Wednesday, September 10, 2008

Enough


Today I have declared to the Universe that I have had enough...of everything. Enough stress, enough unrest, lack of direction, feelings of helplessness to change my life around. I have simply had enough. I know that it is the higher powers that be trying to show me that I have spent my energy on things that do not truly satisfy me for way too long. I know that it's giving me that "gentle" (not so much) push to make a decision of where I would like my life to go. I realize that I have been sustaining this existence on what other people want and expect of me.




Even with all of my realizations, and things that I think that I know...I am still stuck. Frustrated that I have not found my answer. Angry that I am not where I would like to be. Tired of giving, giving and giving some more. Stymied by the fact that I have let myself be brainwashed into thinking that the conventional way was the only way. Burdened by the responsibility of changing, but without the arrow to point my way, I stand still.




I would like for my time to be now.

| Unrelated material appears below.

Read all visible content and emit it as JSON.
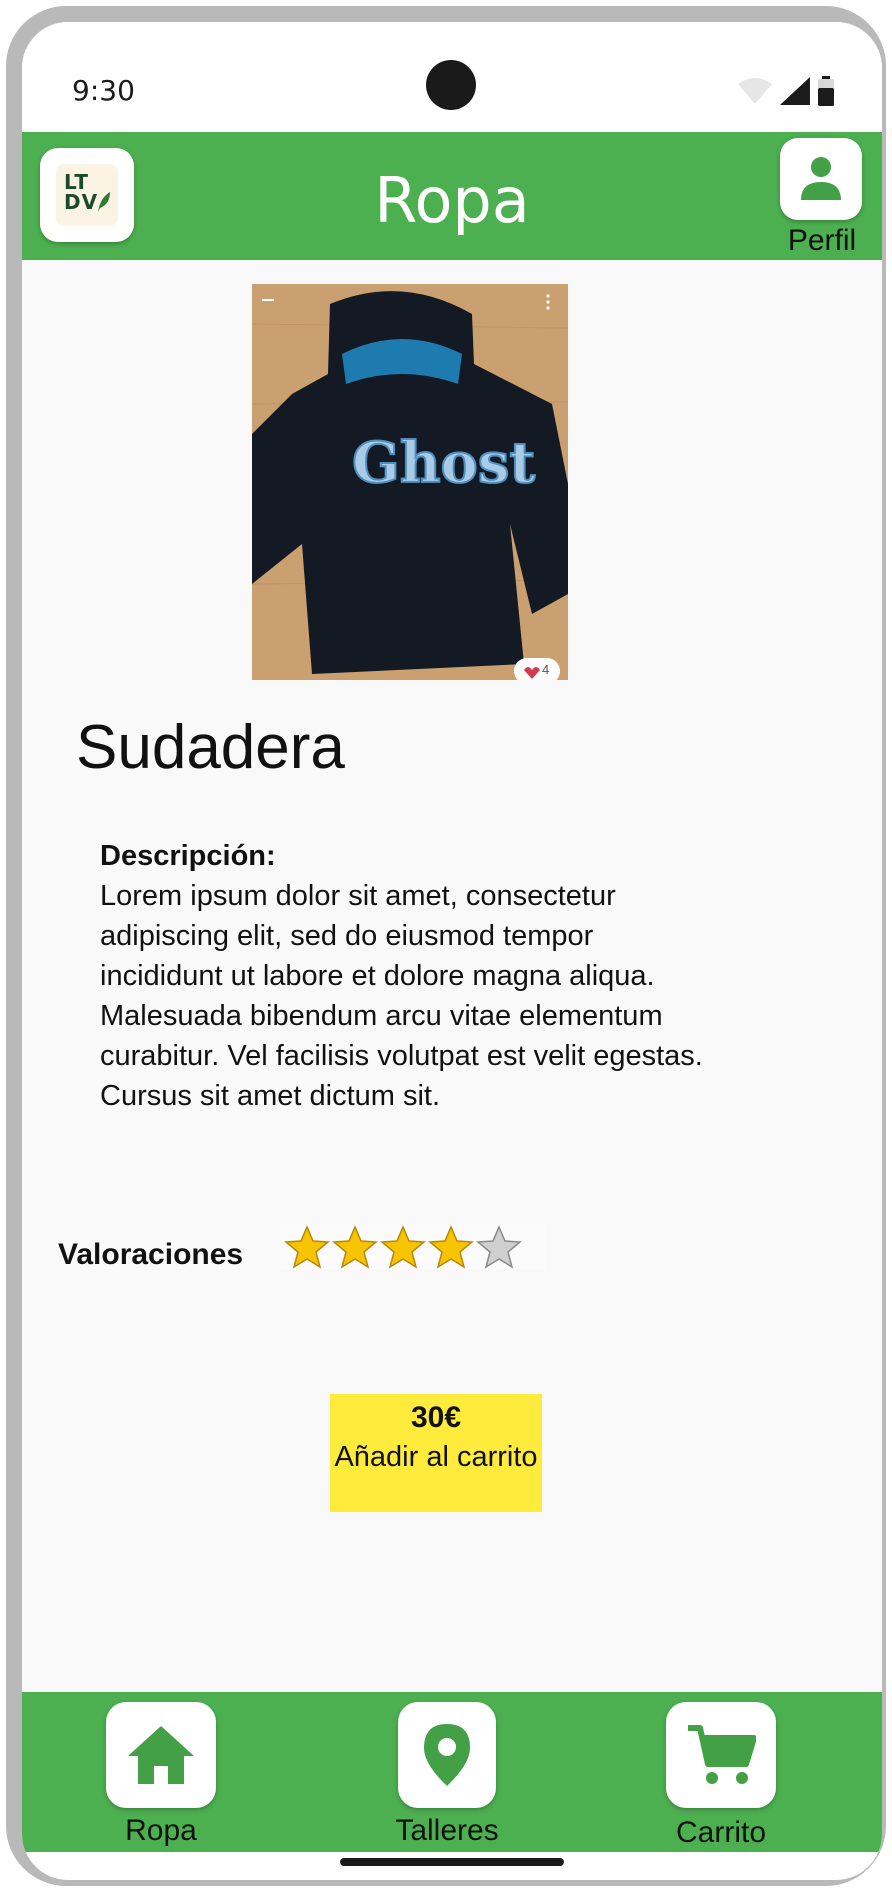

I have prepared the way. I have done my duty. I have been the good soldier. I have fought all the battles and survived the wars. The scars are evident to all who know my at a deeper level.




I am praying for the breakthrough.


Frevently, on my knees.


Hands folded, eyes uplifted.


It is my turn this time. No compromises.


I am through with those.


I have had enough.

2 comments:

Half-heard in the Stillness said...

Hello Kasia Blue.. I only just found your blog and just wanted to tell you that it's beautiful! As are your lovely poems and your gorgeous, gorgeous jewellery! Your last post sounds so heart-wrung and my thoughts go out to you, sending you strength I hope! I've been there..and sometimes I found poetry helped steer me through the storm, especially this part of T.S.Elliot's 'East Coker'- Four Quartets.

'I said to my soul, be still, and wait without hope
For hope would be hope for the wrong thing; wait without love
For love would be love of the wrong thing; there is yet faith
But the faith and the love and the hope are all in the waiting.
Wait without thought, for you are not ready for thought:
So the darkness shall be light, and the stillness the dancing.'

It was that last line that always seemed to lift my heart!
Sending you a big big hug from England!
X

Kasia Blue said...

Thanks so much for your kind, and most timely words. I have had such a period of transformation these past few years that I sometimes don't realize just how "deep" my words can be :) Funny how that is... you keep "searching and searching for yourself", only to find that you were always there, waiting (impatiently, I might add) to be discovered by yourself. I know that things will fall into place when I am ready.

Thanks for stopping by and for the hug...they are always just the greatest!